The Lighthouse, with no discernible street entrance, resembles a CD-storage tower with interlocking floors wedged into a full-length metal sheath. At the apex a high beam, more Cyclops than beacon, will project light into the night sky.

This is two buildings in one, a 20-story hotel with its lobby on the 40th floor and condominiums below. With 77 acres as a base, why not scale down the tower into several structures that could reflect a more human scale with open space. The promise of openness is, after all, the representative hallmark and symbolic identity of suburbia.

As proposed, the complex, whose other edifices are also idiosyncratic in their borrowings from history, cannot be divorced from the tower. But the buildings are not integrated with the Lighthouse.

The conference center has the curvaceous look of Jorn Utzon's Sydney Opera House blended with Eero Saarinen's TWA terminal at Kennedy Airport. The revamped Coliseum, with its façade seemingly wrapped by a curtain, resembles a Hollywood stage set complete with giant HD video screen projected toward the Amphitheater in an elliptical plaza reminiscent of the Capitol in Rome.

The connections to Long Island are in the details.
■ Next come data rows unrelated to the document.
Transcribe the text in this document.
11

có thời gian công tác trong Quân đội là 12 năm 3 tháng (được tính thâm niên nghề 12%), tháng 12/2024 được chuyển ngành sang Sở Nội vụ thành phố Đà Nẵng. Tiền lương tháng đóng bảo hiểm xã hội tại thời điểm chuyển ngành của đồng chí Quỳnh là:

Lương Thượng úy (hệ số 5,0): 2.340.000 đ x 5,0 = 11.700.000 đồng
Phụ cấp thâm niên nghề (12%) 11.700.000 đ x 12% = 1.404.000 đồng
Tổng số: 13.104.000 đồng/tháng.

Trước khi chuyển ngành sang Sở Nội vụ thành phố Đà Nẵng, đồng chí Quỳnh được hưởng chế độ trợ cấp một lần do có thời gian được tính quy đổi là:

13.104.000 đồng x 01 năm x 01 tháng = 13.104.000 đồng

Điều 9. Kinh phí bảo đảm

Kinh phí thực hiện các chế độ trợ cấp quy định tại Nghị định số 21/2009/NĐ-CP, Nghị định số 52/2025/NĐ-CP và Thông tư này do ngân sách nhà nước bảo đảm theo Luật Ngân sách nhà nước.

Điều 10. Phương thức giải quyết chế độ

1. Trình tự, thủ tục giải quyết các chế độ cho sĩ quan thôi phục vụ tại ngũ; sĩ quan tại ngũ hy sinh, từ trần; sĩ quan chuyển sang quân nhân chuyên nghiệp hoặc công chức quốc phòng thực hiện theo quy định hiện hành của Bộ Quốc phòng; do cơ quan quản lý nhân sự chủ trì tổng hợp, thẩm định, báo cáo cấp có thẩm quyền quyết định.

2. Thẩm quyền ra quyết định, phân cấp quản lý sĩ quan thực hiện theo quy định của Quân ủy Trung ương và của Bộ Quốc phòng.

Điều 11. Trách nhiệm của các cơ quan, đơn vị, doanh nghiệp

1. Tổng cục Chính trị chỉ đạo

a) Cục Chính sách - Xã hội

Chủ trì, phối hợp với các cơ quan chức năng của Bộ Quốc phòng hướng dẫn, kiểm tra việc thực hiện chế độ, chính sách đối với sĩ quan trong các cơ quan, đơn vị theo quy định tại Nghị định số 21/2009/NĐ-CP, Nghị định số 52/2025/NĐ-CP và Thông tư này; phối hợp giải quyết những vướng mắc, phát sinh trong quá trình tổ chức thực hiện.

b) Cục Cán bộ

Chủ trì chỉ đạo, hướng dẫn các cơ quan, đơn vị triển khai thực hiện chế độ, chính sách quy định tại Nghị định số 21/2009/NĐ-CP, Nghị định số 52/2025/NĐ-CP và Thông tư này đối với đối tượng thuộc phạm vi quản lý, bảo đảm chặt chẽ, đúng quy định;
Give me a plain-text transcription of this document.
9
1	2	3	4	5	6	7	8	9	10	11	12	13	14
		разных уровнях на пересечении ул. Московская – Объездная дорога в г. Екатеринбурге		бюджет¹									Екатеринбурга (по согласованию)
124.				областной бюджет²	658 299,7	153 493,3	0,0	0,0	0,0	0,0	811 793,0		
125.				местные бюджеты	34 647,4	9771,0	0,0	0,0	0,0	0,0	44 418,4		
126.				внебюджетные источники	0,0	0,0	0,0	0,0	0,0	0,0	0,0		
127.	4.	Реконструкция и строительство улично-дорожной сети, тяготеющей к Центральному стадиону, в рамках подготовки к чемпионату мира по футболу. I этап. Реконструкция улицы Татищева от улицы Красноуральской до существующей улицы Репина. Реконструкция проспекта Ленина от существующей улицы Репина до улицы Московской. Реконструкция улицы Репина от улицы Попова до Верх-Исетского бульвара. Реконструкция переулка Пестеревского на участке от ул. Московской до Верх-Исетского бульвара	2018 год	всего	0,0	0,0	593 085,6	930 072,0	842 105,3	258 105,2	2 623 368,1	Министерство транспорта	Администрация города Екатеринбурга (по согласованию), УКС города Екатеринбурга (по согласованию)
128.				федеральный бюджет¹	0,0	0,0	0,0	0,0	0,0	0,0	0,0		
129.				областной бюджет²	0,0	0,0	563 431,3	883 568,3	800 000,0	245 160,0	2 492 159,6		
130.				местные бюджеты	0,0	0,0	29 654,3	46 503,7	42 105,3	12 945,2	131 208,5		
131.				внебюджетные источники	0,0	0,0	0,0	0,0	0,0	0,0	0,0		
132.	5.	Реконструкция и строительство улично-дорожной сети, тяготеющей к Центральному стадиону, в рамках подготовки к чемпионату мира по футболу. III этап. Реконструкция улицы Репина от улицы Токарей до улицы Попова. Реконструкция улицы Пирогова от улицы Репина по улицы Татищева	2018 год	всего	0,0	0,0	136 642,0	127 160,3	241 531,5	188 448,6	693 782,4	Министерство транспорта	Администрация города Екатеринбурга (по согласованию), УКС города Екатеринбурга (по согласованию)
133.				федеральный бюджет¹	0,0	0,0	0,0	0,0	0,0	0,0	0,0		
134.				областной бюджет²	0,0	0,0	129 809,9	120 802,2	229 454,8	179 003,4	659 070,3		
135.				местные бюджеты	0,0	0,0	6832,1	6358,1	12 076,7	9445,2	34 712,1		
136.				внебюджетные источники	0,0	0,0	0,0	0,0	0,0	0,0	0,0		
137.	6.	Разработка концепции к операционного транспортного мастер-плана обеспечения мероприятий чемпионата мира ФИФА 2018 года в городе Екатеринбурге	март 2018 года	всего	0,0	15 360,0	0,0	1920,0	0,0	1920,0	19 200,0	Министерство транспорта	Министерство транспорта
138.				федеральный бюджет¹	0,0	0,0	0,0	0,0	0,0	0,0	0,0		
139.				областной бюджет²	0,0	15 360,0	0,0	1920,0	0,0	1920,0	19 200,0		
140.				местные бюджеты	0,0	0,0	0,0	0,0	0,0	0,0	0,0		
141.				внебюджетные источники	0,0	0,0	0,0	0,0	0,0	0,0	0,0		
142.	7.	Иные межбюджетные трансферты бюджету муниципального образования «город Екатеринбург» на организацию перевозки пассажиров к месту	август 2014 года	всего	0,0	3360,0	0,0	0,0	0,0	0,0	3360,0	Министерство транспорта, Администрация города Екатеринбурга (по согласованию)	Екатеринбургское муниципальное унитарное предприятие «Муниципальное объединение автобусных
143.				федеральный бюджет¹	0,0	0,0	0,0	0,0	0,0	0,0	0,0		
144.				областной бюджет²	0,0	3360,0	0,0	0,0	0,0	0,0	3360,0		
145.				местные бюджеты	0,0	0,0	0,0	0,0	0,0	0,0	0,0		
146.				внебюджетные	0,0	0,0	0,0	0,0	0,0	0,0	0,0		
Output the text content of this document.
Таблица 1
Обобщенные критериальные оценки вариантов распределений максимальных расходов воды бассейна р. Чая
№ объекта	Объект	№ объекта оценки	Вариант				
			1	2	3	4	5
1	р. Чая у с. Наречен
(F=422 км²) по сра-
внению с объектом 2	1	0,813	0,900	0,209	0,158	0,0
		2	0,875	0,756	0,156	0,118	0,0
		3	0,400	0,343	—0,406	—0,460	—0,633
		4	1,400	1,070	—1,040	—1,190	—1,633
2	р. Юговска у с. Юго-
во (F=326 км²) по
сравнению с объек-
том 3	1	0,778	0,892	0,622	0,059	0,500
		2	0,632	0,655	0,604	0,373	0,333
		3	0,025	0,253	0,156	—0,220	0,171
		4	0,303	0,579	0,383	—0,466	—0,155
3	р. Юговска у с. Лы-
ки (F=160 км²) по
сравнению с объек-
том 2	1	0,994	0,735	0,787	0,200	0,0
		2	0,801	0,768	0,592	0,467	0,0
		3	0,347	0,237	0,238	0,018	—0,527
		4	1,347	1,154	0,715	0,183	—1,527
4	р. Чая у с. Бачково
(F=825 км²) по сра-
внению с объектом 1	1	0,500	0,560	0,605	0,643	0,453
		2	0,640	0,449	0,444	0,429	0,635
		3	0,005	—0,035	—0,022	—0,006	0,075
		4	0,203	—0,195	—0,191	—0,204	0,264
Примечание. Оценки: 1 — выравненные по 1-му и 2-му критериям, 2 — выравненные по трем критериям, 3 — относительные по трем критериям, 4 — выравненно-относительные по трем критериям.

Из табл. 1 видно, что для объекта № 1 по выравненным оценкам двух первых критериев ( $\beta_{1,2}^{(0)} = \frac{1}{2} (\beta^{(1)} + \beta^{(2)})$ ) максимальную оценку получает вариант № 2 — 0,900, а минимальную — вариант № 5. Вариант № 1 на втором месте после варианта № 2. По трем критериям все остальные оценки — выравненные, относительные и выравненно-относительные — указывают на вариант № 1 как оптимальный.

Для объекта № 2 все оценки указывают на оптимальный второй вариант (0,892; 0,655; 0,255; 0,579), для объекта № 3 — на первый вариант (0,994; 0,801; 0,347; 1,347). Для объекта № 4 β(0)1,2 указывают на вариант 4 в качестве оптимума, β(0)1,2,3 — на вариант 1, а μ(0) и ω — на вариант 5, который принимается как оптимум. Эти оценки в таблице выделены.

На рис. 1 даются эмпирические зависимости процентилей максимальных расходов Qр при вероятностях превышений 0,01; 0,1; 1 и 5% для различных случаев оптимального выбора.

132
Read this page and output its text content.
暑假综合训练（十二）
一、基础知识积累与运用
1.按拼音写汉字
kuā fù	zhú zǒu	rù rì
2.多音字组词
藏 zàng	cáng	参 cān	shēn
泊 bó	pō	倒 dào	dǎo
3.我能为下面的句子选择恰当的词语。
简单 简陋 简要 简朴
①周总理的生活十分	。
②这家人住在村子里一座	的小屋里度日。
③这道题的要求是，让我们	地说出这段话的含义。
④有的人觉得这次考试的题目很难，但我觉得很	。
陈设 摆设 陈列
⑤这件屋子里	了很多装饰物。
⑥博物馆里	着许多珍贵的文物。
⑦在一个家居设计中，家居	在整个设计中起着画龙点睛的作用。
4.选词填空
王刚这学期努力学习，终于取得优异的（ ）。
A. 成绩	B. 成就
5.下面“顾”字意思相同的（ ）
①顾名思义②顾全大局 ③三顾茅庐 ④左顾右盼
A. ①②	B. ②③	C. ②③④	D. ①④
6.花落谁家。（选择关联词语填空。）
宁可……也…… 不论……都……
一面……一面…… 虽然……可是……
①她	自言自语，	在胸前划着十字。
To bring life into an inherently sterile space, multi-story canvas sails will offer protection from the elements and remind us of the Island's character. A 50-foot-tall ice and water sculpture will recall our relationship to water. Spinning wind turbines, commendably added for energy savings, are more akin to Long Island's heritage than just about anything else in the design.

What the project does not address are the age-old questions of architecture. It does not really examine the recasting of form, light, the making of spaces, circulation and movement and how these elements can be juggled to solve the issues of function and symbolism in unique ways. The real question is how to create an honest reality that can delight, inspire and serve to uplift the human spirit and, in turn, the local economy.

As is, it looks as if the Lighthouse will miss the boat.

Anne Surchin is a Sag Harbor architect. She is co-authoring a book about houses of the East End from 1880 to 1930, to be published in 2006.